Originally published between 1851 and 1853 in a series of installments in the periodical Household Works, Elizabeth Gaskell’s Cranford is outwardly a charming illustration of a small slice of English village life at a time when the world was changing rapidly around it. Cranford is ruled, socially at least, by the “Amazons”—for the genteel classes are represented entirely by women, the men apparently finding it inconvenient to live long in this safe harbor of femininity. But into the charm of the village life, we also see at times the finger-hooks of outward realities creeping in. Cranford is no stranger to death and sorrows, and at times Gaskell, known for her novels depicting the hardships of working-class life in the mill towns of England, sneaks some of her critiques in here as well. No matter how genteel a lady, she must have something to live on, yet the truth of Victorian England is that there are few options for a gentlewoman to make a respectable living. The spinsters of Cranford may be resistant—at times almost comically—to the idea of marriage, but we are reminded of Jane Austen’s writing: marriage was often the only way for a woman to secure her future economically.

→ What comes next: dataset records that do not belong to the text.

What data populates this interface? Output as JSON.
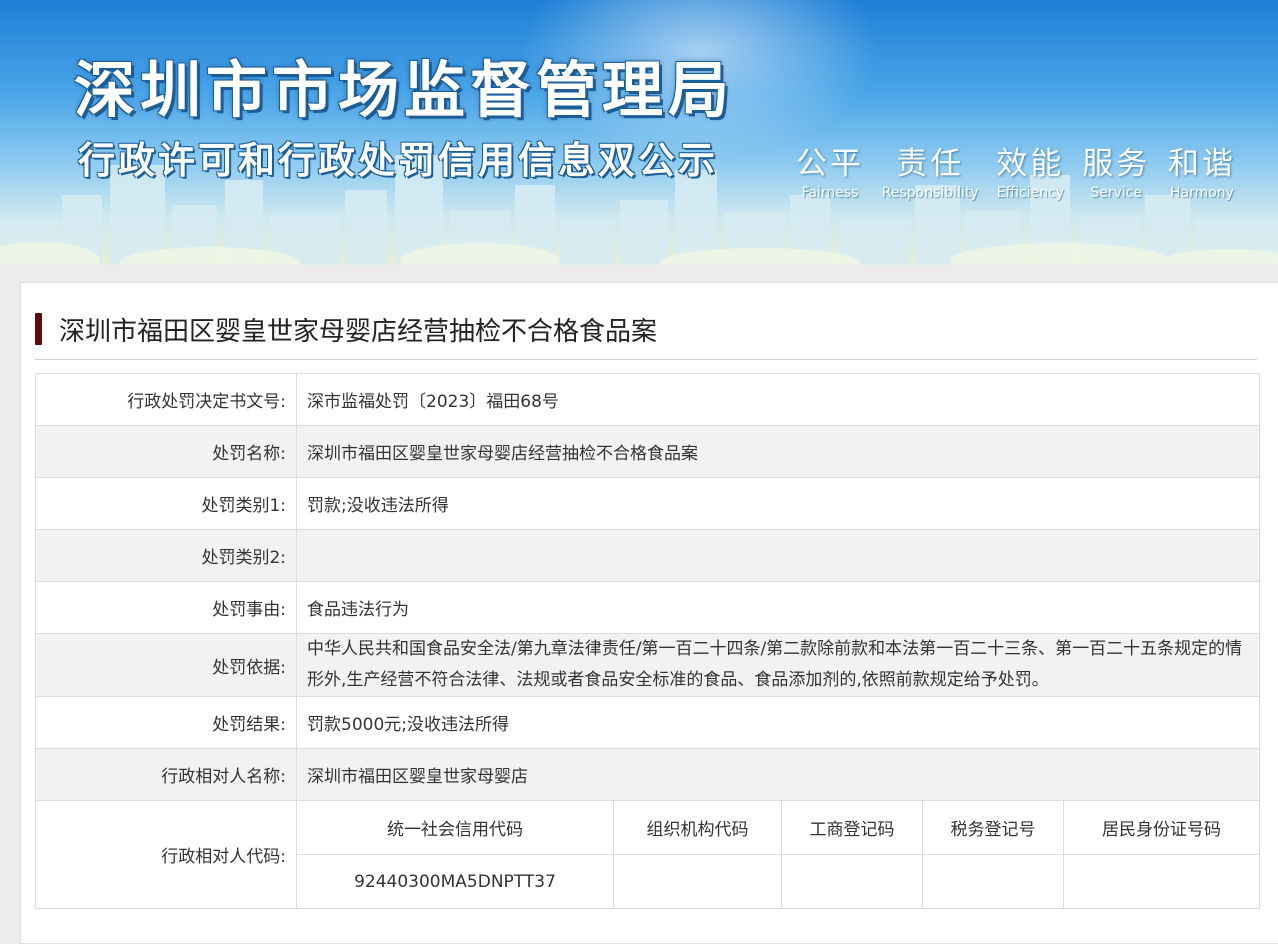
{
  "banner": {
    "title_main": "深圳市市场监督管理局",
    "title_sub": "行政许可和行政处罚信用信息双公示",
    "values": [
      {
        "zh": "公平",
        "en": "Fairness"
      },
      {
        "zh": "责任",
        "en": "Responsibility"
      },
      {
        "zh": "效能",
        "en": "Efficiency"
      },
      {
        "zh": "服务",
        "en": "Service"
      },
      {
        "zh": "和谐",
        "en": "Harmony"
      }
    ]
  },
  "page": {
    "title": "深圳市福田区婴皇世家母婴店经营抽检不合格食品案"
  },
  "fields": {
    "decision_no": {
      "label": "行政处罚决定书文号:",
      "value": "深市监福处罚〔2023〕福田68号"
    },
    "penalty_name": {
      "label": "处罚名称:",
      "value": "深圳市福田区婴皇世家母婴店经营抽检不合格食品案"
    },
    "category1": {
      "label": "处罚类别1:",
      "value": "罚款;没收违法所得"
    },
    "category2": {
      "label": "处罚类别2:",
      "value": ""
    },
    "reason": {
      "label": "处罚事由:",
      "value": "食品违法行为"
    },
    "basis": {
      "label": "处罚依据:",
      "value": "中华人民共和国食品安全法/第九章法律责任/第一百二十四条/第二款除前款和本法第一百二十三条、第一百二十五条规定的情形外,生产经营不符合法律、法规或者食品安全标准的食品、食品添加剂的,依照前款规定给予处罚。"
    },
    "result": {
      "label": "处罚结果:",
      "value": "罚款5000元;没收违法所得"
    },
    "party_name": {
      "label": "行政相对人名称:",
      "value": "深圳市福田区婴皇世家母婴店"
    },
    "party_code": {
      "label": "行政相对人代码:",
      "headers": [
        "统一社会信用代码",
        "组织机构代码",
        "工商登记码",
        "税务登记号",
        "居民身份证号码"
      ],
      "values": [
        "92440300MA5DNPTT37",
        "",
        "",
        "",
        ""
      ]
    }
  }
}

I found Cranford slow to get into at first, with its episodic early chapters that seemed divorced of each other. But as I read more, I grew familiar with the regular characters that populated the pages, tying the story together, and the brief episodes began to give way to a more linear structure, the events of one chapter more strongly linked to the preceding. By the very end, episodes and characters that seemed all but forgotten had returned to recollection, of both the town and the reader.
It is the characters that are perhaps the strength of the book, with their individual quirks and foibles. Their personalities permeate the novel; their fears, their hopes, their anticipations, their follies bring the pages to life. We are aided entry by the narrator, Mary Smith, a non-resident who visits frequently and shares with us her keen observations, even as at times she gets caught up in events herself and no longer remains a passive observer. But it is her very involvement that allows the reader to enter the town and become invested the story; to be touched by the real generosity of spirit seen not just among the principal characters, but among their servants as well. These are people that care about each other and each other’s well-being, even while they may be resistant to outsiders and changing ways of life.
Cranford is not quite the same as the other Gaskell I’ve read (Mary Barton and North and South). The intrusions of the outer world are gentler, the love stories are to the side or in the past. But in its gentle way, and in the warmth of its population, I find that it may just be my favorite.
I read Cranford as part of my Realists and Romantics project list and for Back to the Classics, Classic with a Place in the Title.